Whether you work in a mainstream school or in a specialised trauma-informed setting, our goal as educators ultimately remains the same- to support the students we work with to allow them the best possible experience at school while setting them up for a future where they feel connected, a sense of belonging, and experience success in whatever form this may take for them.

Success is Individual to Each Student
We have high expectations for all students - although these can look very different depending on the student and their needs. For one student, success may be getting to school on time and in appropriate clothing due to the significant complexities they face outside of school on a daily basis. For another student, success may be opening up to a teacher, sharing where they feel stuck, and asking for help.

Beyond daily classroom interactions, at Cire we define success as our students leaving with a set of tools and strategies that they can carry with them, wherever they go in life. These help them to contribute positively to their community, remain connected, and feel a sense of purpose within themselves and with something greater than themselves. Such strategies and tools would help young people to regulate their emotions during challenging times, articulate how they are feeling, seek help when needed, set goals and see them through, and feel that they have found their place.

Vocational Training and Career Pathways
We have a dedicated Year 10 program that explores a variety of vocational pathways that provides students with a broad spectrum of industries. We are very fortunate to have staff dedicated to supporting young people with different career goals and pathways.

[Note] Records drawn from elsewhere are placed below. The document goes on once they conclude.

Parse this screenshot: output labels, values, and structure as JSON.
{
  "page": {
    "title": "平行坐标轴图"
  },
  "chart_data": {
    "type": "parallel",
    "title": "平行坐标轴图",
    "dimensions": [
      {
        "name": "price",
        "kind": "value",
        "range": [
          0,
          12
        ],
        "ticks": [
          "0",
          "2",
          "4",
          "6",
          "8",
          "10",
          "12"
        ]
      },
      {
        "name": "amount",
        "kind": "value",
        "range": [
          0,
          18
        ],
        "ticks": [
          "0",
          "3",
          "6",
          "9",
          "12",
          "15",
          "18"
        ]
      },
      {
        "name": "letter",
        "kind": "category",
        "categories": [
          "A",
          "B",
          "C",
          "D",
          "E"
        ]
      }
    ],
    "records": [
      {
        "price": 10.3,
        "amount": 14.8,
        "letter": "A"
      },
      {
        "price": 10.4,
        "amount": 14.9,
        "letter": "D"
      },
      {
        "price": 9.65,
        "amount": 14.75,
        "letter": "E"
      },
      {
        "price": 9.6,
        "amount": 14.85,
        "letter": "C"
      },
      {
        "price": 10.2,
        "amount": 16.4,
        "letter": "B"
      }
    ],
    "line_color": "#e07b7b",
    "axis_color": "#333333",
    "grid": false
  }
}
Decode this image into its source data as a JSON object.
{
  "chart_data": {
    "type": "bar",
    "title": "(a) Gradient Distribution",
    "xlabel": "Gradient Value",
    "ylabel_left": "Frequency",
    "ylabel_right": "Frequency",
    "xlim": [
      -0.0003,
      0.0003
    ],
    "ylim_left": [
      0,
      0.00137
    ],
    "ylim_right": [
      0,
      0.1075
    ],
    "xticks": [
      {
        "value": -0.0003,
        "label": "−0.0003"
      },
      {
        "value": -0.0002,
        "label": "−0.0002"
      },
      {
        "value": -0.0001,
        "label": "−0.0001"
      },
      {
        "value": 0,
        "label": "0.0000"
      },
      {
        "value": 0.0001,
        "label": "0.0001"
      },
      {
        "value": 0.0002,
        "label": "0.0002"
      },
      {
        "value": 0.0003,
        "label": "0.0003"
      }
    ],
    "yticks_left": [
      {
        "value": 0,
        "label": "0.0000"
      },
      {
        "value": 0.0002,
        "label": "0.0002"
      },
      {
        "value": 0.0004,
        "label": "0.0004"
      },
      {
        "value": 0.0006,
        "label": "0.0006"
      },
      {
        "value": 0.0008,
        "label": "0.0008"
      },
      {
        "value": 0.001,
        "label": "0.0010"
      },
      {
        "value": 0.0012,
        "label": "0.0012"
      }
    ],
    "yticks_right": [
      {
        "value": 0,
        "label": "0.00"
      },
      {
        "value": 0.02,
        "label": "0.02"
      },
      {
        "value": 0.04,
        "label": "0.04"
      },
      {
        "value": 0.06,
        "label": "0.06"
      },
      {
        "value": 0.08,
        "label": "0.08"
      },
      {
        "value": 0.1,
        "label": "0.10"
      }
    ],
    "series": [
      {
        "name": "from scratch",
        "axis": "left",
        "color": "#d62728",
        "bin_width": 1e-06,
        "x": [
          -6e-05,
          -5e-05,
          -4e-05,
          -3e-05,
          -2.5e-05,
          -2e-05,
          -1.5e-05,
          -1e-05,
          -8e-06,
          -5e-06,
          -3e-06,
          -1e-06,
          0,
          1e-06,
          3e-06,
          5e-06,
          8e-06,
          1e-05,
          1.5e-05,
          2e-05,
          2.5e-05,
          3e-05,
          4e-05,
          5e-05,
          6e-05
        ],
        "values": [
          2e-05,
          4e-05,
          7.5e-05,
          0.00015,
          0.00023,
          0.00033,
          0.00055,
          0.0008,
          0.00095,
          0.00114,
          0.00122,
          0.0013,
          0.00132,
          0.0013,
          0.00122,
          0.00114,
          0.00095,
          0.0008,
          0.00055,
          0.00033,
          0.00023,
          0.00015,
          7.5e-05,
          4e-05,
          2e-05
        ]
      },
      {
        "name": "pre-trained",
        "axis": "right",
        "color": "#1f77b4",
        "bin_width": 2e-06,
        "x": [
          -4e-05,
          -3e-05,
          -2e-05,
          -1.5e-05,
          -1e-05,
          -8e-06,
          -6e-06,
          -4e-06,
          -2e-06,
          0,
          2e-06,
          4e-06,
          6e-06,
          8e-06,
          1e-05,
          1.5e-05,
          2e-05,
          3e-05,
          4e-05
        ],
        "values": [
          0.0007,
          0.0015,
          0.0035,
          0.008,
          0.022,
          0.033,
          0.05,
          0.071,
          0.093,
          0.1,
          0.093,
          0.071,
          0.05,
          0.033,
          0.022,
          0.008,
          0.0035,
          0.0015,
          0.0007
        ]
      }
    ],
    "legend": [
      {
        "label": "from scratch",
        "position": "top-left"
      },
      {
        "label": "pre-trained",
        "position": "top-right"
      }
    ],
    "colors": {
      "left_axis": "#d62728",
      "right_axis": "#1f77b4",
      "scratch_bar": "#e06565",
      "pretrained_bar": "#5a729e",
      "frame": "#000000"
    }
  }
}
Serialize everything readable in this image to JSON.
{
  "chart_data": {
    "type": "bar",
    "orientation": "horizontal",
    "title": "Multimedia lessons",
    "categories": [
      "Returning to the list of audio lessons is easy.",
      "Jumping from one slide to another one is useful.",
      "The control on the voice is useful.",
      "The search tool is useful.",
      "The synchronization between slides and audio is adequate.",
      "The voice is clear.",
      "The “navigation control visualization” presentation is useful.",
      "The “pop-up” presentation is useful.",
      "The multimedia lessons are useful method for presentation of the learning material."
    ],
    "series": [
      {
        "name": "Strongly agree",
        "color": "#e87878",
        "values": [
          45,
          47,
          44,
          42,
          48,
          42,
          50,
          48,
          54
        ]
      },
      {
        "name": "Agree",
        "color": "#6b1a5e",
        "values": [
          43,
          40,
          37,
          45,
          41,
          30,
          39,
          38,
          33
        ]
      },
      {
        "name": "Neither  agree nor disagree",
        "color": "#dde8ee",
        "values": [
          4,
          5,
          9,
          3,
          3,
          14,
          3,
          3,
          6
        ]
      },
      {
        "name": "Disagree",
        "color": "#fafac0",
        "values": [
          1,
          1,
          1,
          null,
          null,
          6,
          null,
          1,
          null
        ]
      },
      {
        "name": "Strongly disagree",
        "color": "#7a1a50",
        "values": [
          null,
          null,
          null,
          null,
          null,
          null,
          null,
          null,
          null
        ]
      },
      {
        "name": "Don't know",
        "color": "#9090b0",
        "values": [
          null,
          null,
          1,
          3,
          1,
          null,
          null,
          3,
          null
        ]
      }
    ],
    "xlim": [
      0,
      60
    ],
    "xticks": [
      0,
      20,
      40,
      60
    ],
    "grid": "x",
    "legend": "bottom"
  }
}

Finding and Motivating staff to go the Extra Mile
The motivation for staff comes from an intrinsic desire to support young people and provide the best possible outcomes. Generally, educators who seek out roles at Cire have passion and a deeper understanding for this space regardless of the complexities. It is staff who are seeking true purpose in their profession that are attracted to Cire. We are a purpose-driven organisation with a genuine desire to provide access to education for all young people.

We focus on self-care and staff wellbeing as we cannot successfully support the students we work with unless we are taking care of ourselves and our colleagues. We ensure that we make space to celebrate and acknowledge successes and work through challenges together.

Cire Post-pandemic
The pandemic has impacted all education settings. One of the positives to come out of this has been our ability to think more flexibly about delivery modes to support students who find it difficult getting to school every day for a variety of reasons. Our hybrid model allows students to feel a sense of belonging and connectedness while understanding that, due to their needs, they may not always be able to attend on-site.

What’s coming for Cire in 2026
•    Our model of education is evolving and attuning to the needs of our students.
•    Flexible and modified content with a delivery based on the needs of individual students and cohorts.
•    Hybrid Campus- a balanced blend of on-site and online education to support student needs
•    Opportunities to share our growth and learning in this space through presentations at a variety conferences including the upcoming Doing School Differently conference in Melbourne later this year.